Brinkman goes on to highlight the problems inherent to illegal immigrants, whether their status is punishable or not (as is the case now). The majority of illegal immigrants are economic migrants who have left poor developing countries in search of a better economic life, a number are also refugees who have not been granted asylum. In both cases society is dealing with the poorest members of society, often without qualifications or schooling, and the idea that any of these people, once discovered, arrested, charged, tried, and eventually fined will ever be able, or actually want to pay the fines imposed by the Dutch courts is probably a politically motivated dream. The cost of these stages of finding and reckoning with illegal immigrants will be borne by the Dutch tax-payer, as will the arrest, trial and sentencing and imprisonment of those offenders who fail to pay their fines.
From Brinkman's article it seems that the only thing to be done with the imprisoned illegal immigrants, once they have done their time, is to release them back onto the streets, as re-patriating them to their home countries is only possible if those nations assist the Netherlands. Of course most don't!
As an international University in this country, we should be concerned about a number of issues that could affect us by these new laws, if they ever come in.. the first is clearly the Netherlands' image as a fair and liberal country, that traditionally deals with its social problems in a pragmatic and business-like way. The proposed solution is neither pragmatic or business-like.

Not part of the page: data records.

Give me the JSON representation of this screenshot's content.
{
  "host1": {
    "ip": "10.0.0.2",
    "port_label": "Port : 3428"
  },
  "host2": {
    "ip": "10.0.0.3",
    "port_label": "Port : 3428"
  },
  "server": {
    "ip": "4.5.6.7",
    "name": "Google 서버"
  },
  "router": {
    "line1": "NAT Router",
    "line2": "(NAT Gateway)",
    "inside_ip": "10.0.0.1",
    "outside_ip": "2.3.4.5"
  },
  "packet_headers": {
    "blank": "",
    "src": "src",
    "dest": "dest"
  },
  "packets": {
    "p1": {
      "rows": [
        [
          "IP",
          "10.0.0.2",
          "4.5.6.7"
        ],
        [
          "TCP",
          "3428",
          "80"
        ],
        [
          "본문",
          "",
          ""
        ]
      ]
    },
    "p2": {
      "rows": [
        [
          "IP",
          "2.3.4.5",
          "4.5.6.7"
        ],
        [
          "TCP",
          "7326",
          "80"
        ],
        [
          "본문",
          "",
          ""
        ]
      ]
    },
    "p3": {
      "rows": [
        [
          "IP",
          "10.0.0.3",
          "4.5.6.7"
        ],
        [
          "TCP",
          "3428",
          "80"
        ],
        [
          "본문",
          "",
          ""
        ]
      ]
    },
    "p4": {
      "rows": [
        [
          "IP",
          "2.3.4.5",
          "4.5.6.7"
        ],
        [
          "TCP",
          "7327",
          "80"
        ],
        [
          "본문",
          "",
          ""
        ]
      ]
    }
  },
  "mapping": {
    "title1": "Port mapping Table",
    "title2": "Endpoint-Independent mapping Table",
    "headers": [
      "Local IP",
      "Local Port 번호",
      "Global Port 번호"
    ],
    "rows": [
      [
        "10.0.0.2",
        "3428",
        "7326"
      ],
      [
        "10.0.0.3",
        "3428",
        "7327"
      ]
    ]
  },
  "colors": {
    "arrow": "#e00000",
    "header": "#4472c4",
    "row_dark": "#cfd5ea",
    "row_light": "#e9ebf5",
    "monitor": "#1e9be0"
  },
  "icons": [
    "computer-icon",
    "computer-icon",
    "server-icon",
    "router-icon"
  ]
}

Secondly, we should be concerned about the definition of being an 'illegal immigrant' - many students in the Netherlands have expired residence cards, as a result of not reapplying on time, delays at the IND or even the break caused by switching their study programmes. Until now students have been given the room to restart the process within 3 months, in some cases even longer of their ID card expiring. If police agents are given the new duty to detect and arrest people without a valid residence ID permit, this could cause unpleasant situations for students and increase the burden of work and bureaucracy at the international offices of Dutch Universities.
The problem lies in the fact that populist policies such as are being proposed are focussed on the result of problems caused abroad - poverty and conditions in developing countries, and the inefficiency / inability of Schengen countries to monitor the immigration through its borders. Maybe it's time that European countries wake up to the fact that free movement of people between its member countries brings much more collective responsibility than they first anticipated, in the management of immigration.
Luckily (for us at least), the Netherlands has still one of the most democratically driven political systems in the world, and with a balanced right and left wing coalition in government, there is hope that this motion will not be passed, as the left-wing labour parties members are heavily against the idea… however, politicians tend to choose for a short term solution that leads to immediate voting support!